I, of course, have read all of Elektra's saga now, and most of Daredevil's, unfortunately out of order, so don't ask me anything. I'm dead, I'm alive, I'm dead again, I'm alive again, I'm visiting my grave…

And I might someday branch off and read a little X-Men or Hulk or something else.

QUESTION: Will you be in a Daredevil sequel?

JENNIFER GARNER: Well, I know that I am signed up. So it seems like it's all really up to them. And if they want to bring me back, I would love it. If not…

QUESTION: Could it be in an Elektra spin-off?

JENNIFER GARNER: It could go either way or no way at all. I'm an actor, so I don't take any of this talk too seriously. I have had a lot of things promised to me in the last 10 years.

If it happens - if my stunt double is up for it, great. She's my teacher. She's the person who makes sure I'm safe. Shawna (Duggins) has been with me for two years. I almost wanted to do an action movie this summer so I wouldn't lose her to someone else.

QUESTION: How much of the stunts did you do?

JENNIFER GARNER: I would say 95 percent is me, and she would say the same. She would definitely agree with me.

There is an aerial, for example. She's a gymnast. I can't do an aerial; she does the aerial. If there's something where I have to jump off of something backwards and I'm in heels, I don't really want to do that. I don't trust my sense of balance enough not to tweak a foot or an ankle.

Shawna is so finely tuned, that I would let her do.

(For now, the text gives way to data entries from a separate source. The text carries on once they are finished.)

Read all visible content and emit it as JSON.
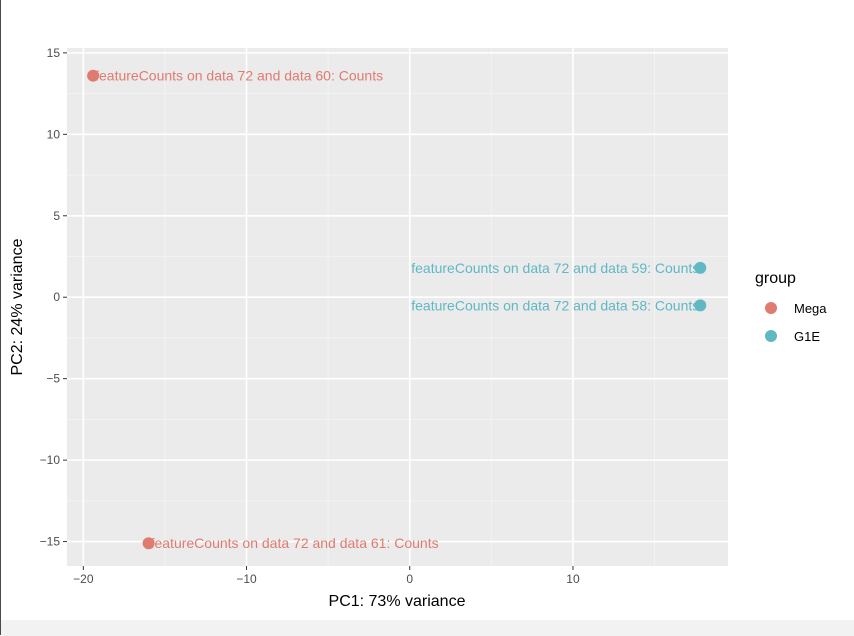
{
  "chart_data": {
    "type": "scatter",
    "xlabel": "PC1: 73% variance",
    "ylabel": "PC2: 24% variance",
    "xlim": [
      -21,
      19.5
    ],
    "ylim": [
      -16.5,
      15.3
    ],
    "x_ticks": [
      -20,
      -10,
      0,
      10
    ],
    "y_ticks": [
      -15,
      -10,
      -5,
      0,
      5,
      10,
      15
    ],
    "grid": true,
    "legend": {
      "title": "group",
      "placement": "right",
      "entries": [
        {
          "name": "Mega",
          "color": "#E07B6F"
        },
        {
          "name": "G1E",
          "color": "#5FB8C4"
        }
      ]
    },
    "points": [
      {
        "x": -19.4,
        "y": 13.6,
        "group": "Mega",
        "label": "featureCounts on data 72 and data 60: Counts",
        "label_anchor": "start"
      },
      {
        "x": -16.0,
        "y": -15.1,
        "group": "Mega",
        "label": "featureCounts on data 72 and data 61: Counts",
        "label_anchor": "start"
      },
      {
        "x": 17.8,
        "y": 1.8,
        "group": "G1E",
        "label": "featureCounts on data 72 and data 59: Counts",
        "label_anchor": "end"
      },
      {
        "x": 17.8,
        "y": -0.5,
        "group": "G1E",
        "label": "featureCounts on data 72 and data 58: Counts",
        "label_anchor": "end"
      }
    ]
  }
}
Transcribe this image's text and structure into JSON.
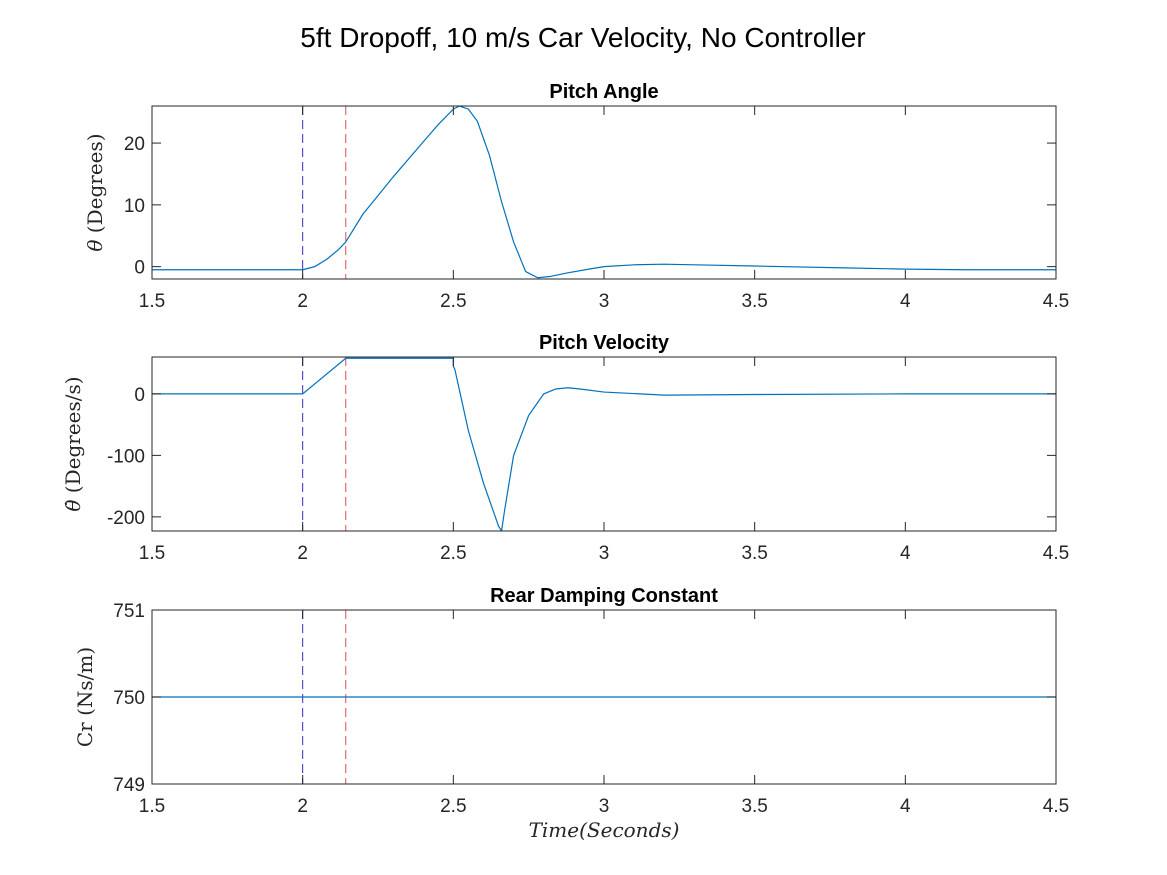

If there's a stairfall, if there's something that's pure pain and not cool at all, then I absolutely give it to her.

But as far as all the fighting is concerned, that's all me.

QUESTION: Did you ever get hit?

JENNIFER GARNER: Oh, yeah. Oh, yeah. We beat the dickens out of each other. Oh, yeah. Oh, yeah. Constantly. My knuckles all got busted open with Ben's stick. He just bruised me up one side and down the other. And I did the same to him.

We were dance partners. We were just very violent dance partners. We understood that.

QUESTION: Did you enjoy working with Ben?

JENNIFER GARNER: Oh, absolutely, yeah. A huge part of why I wanted to do the movie is that I knew that Ben would take care of me. I had a peripheral role in Pearl Harbor, and it kind of gave me the gift of observation. And I could watch how he treated everyone around him. And I thought that he's the guy to do your first big movie with. It also seems like a rite of passage, to be Ben Affleck's girlfriend in something.

He was so kind to me and really kind of mentored me through my first big experience like this.

And on top of that, we had all this rehearsing and all this physical stuff and all this fighting, so we were comrades. We were partners.

On Alias, I fight different people all the time, every week. They return, and I'm glad to see them, and then they go away and come back later. But it was great to have a partner all summer, a partner in crime who I would look around, and nobody was as tired as me and Ben. I would know that nobody here gets how much I'm hurting right now, except for that guy.

And I know that he felt the same about me. There's a partnership in that.

QUESTION: You look amazing in the film.

JENNIFER GARNER: My wardrobe in the film, I really think they kind of had it started. Jim Acheson knew what he was going to do with it, but I was there every Saturday for fittings for several hours while I was working on Alias to make sure that I could move in it, so that it would be tight enough to be as sexy as you would want it to be, but that I could still bend my legs.

Sometimes he would finish pinning me up and I would say, "This is great, but I can't throw a roundhouse in this. I'd split it all the way up the back." Which did happen over the summer.

So I did have little bits of say here and there. He was very responsive to any notes that I gave him or any idea that I had. But it's really design.

QUESTION: Are you comfortable with your status as a sex symbol? I know Maxim made you their Woman of the Year for 2001.

JENNIFER GARNER: I don't know. I try not to think about it too much. What am I going to do about it? It's really nice. It's really nice that people think of me that way. It's kind of funny.

To me, it's just a crack-up. And I kind of go to work and remind the crew, "Don't forget, I am, you know, Maxim's sexiest woman of the year." And they're all like, "Ha, ha, ha!" So it's fine.